Dezenflasyon konusunda yeni adımlar atacağız
-Dezenflasyon bu yılın ikinci yarısında başlayacak. Dezenflasyona geçiş için para politikasında bir normalleşme süreci gerekiyordu, bunu şu anda Merkez Bankamızın ifadesiyle başarmış durumdayız. Dezenflasyonu destekleyecek ilave adımlar atacağız, daha çok maliye politikası ve yapısal reformlar alanında olacak.
-Enflasyonu sıkı para, maliye politikası, hedeflerle uyumlu bir gelirler politikası, yapısal dönüşüm ve verimlilik artışı ile düşüreceğiz, sonuçları yılın ikinci yarısında almaya başlayacağız.
-Faizin durduğu yere oranla para politikası daha sıkı bir durumda.
-Bu sene de deprem harcamaları ön planda ama biz önümüzdeki seneden itibaren deprem harcamaları dahil bütçe açığını ciddi bir şekilde yüzde 3’ün altına çekeceğiz.
-Bu sene harcama ayağına odaklanacağız. Harcamaların gözden geçirilmesi bir süreç işi, tasarruf konusunda çalışmalarımızı nihai bir noktaya getirdik, yakında bazı hususları paylaşacağız ve gereken adımları atacağız.

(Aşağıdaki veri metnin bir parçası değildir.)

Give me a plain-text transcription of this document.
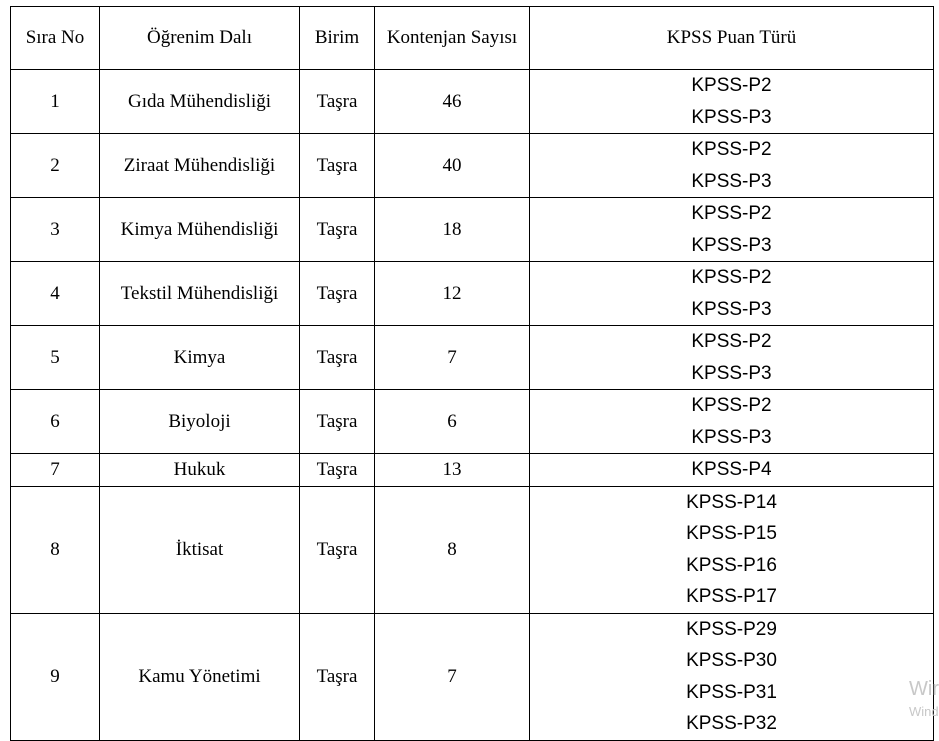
Sıra No	Öğrenim Dalı	Birim	Kontenjan Sayısı	KPSS Puan Türü
1	Gıda Mühendisliği	Taşra	46	KPSS-P2
KPSS-P3

2	Ziraat Mühendisliği	Taşra	40	KPSS-P2
KPSS-P3

3	Kimya Mühendisliği	Taşra	18	KPSS-P2
KPSS-P3

4	Tekstil Mühendisliği	Taşra	12	KPSS-P2
KPSS-P3

5	Kimya	Taşra	7	KPSS-P2
KPSS-P3

6	Biyoloji	Taşra	6	KPSS-P2
KPSS-P3

7	Hukuk	Taşra	13	KPSS-P4

8	İktisat	Taşra	8	KPSS-P14
KPSS-P15
KPSS-P16
KPSS-P17

9	Kamu Yönetimi	Taşra	7	KPSS-P29
KPSS-P30
KPSS-P31
KPSS-P32
Wir
Wind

Türkiye’nin kırılganlığını azaltacağız
-Kayıtdışılık ile ilgili eylem planı açıklamayacağız, uygulama yapacağız, Hazine ve Maliye Bakanlığı çok güçlü bir şekilde sahada olacak.
-Şoklara karşı Türkiye’nin kırılganlıklarını azaltacağız.
Büyümede geçici yavaşlama olabilir
-Geçici olarak büyümede yavaşlama olabilir ama bizde hem büyüme potansiyeli güçlenecek, hem de büyüme performansı dünyaya oranla orta-uzun vadeli perspektifte çok güçlü şekilde seyretmeye devam edecek.
-Bu sene OVP’de yüzde 3,1’lik cari açık öngörümüz var ama çok büyük ihtimalle yüzde 2,5’in altında olacak.
Nükleer santralin devreye girmesiyle dışa bağımlılık azalacak
Enerjide dönüşüm önemli bir alan; Bu sadece dünyada moda olduğu için değil, Türkiye için bir zaruret. Nükleer santralin devreye girmesiyle birlikte dışa bağımlılık büyük oranda azalmış olacak.
-Önümüzdeki yıllarda belki ülkemizin yüzde 20-25 ihtiyacını Türkiye’de üretilen doğal gaz ve petrolden karşılayabileceğiz.
Ekonomide dengelenme başladı
-Çok büyük ihtimalle ilk çeyrekte net ihracatın katkısı pozitife dönecek.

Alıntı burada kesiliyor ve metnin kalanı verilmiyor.